Signature dishes, cocktails, and bespoke sake bowls evoke a meeting of Japanese and Brooklynite influences.

(Gary Landsman)

Following a “home-cooked” approach, Rule of Thirds draws on the Japanese concept of mottainai, which connotes mindfulness, gratitude, and intention. A tiered menu works perfectly with a robust cocktail list as small binchotan bites work their way up to a substantial panko-breaded pork blade. Fresh takes on fish, meat, rice, and legumes pair perfectly with uniquely designed drinks with names like Jazz Lingo, Neon Geisha, and Umami Grog.

Regionally sourced ingredients are prepared using a range of Japanese culinary techniques and are served in locally sourced design accessories. An unmatched sake cellar is articulated in one-off bowls and carafes, specially designed for Rule of Thirds by Greenpoint artisanal practice Soto Ceramic while Erin Louise Clancy was responsible for the restaurant’s dishware. Bespoke metal pendant lamps by Studio Beson were inspired by a Japanese space-purifying ritual.

Jade velvet banquettes intertwine within solid Douglas fir armatures and panelling, a nod to traditional Japanese architecture.

(Gary Landsman)

Love is Enough founder Loren Daye and her team carried out a scheme that focuses on cohesion and serenity. Douglas fir and jade velvet elements join a slew of decorative ceramic vessels to contrast with the existing nArchitects-designed building’s raw industrial character. Flexible wooden furniture and paneled inserts help distinguish this cozy saloon from the rest of A/D/O’s open-plan space.

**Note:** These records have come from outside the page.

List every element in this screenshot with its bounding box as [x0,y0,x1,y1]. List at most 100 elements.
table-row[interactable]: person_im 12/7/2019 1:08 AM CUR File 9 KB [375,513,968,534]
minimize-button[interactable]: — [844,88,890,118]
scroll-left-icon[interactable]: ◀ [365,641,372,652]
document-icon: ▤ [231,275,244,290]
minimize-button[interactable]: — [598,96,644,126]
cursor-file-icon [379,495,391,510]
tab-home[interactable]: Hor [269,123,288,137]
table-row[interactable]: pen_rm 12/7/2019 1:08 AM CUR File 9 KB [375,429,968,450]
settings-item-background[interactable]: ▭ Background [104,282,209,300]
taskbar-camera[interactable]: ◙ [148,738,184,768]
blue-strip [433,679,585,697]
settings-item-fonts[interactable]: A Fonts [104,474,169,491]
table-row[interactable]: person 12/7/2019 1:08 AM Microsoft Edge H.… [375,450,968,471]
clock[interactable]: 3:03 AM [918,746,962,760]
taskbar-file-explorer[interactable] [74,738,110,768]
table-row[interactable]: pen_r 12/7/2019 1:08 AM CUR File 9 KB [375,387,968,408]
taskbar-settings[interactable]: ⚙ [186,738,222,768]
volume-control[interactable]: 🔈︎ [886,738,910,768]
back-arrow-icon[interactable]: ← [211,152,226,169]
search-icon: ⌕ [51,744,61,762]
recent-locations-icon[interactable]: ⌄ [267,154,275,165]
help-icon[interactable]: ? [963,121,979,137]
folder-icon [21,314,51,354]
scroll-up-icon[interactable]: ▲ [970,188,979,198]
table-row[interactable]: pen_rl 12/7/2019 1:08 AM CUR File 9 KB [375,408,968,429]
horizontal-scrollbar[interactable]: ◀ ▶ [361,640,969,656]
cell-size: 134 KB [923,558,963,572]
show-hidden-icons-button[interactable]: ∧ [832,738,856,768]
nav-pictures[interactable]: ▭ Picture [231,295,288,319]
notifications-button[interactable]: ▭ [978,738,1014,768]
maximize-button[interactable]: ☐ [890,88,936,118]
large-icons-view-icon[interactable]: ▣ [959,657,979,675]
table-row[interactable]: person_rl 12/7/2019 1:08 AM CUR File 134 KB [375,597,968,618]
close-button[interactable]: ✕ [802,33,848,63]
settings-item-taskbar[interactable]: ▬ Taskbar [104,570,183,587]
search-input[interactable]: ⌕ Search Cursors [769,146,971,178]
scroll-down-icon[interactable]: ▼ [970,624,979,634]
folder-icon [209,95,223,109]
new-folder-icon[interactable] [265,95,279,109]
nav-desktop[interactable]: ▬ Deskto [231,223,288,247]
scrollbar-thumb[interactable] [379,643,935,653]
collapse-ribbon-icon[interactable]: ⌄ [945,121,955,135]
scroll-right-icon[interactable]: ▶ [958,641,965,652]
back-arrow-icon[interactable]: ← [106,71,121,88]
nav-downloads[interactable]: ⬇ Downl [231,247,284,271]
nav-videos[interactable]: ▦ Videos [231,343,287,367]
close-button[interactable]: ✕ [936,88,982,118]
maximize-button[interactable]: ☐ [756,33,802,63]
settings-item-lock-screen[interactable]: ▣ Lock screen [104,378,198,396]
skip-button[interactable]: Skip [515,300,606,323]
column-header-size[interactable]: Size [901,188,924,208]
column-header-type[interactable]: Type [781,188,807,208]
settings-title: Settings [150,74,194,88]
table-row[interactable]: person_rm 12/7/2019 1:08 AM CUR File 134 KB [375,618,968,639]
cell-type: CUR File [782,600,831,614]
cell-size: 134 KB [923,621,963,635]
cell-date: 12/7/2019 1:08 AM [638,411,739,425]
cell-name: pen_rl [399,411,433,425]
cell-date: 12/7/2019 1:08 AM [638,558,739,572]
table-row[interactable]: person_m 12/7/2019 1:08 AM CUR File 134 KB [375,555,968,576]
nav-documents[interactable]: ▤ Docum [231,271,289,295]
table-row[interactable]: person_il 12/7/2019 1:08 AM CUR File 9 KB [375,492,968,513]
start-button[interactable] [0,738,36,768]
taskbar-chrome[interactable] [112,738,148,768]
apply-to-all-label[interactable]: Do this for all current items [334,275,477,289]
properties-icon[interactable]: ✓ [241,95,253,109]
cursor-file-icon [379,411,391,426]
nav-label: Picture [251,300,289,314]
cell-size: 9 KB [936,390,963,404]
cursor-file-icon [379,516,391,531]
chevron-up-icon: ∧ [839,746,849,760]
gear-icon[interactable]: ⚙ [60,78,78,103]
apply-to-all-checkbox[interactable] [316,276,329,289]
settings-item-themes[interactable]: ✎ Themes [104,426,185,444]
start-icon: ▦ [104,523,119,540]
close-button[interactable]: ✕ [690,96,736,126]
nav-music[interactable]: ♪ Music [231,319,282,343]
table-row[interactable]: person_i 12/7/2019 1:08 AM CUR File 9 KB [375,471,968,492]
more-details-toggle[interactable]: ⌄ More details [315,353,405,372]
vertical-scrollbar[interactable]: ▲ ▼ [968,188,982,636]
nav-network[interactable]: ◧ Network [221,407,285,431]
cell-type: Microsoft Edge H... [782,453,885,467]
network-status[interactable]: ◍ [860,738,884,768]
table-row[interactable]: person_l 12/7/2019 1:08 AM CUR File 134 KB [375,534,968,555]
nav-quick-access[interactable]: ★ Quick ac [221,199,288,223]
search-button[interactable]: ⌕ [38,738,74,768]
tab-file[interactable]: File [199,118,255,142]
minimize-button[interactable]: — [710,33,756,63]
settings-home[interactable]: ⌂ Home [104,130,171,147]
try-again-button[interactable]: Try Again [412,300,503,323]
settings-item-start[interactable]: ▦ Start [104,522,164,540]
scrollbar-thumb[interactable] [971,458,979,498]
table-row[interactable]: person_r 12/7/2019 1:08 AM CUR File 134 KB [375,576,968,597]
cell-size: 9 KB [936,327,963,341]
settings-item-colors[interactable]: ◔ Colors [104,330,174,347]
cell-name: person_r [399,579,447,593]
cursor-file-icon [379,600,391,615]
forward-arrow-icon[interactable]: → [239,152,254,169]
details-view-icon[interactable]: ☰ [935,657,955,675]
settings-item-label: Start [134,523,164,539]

Geometric elements, including an angular lighting element that helps frame the main bar, imbue the space with a contemporary feel.

(Gary Landsman)

Framed by a three-sided shadow box chandelier, the dusty mint tile and walnut counter bar offers guests direct access to an open kitchen. Curated by nearby nursery Tula House, an abundance of plants helps tie the project together.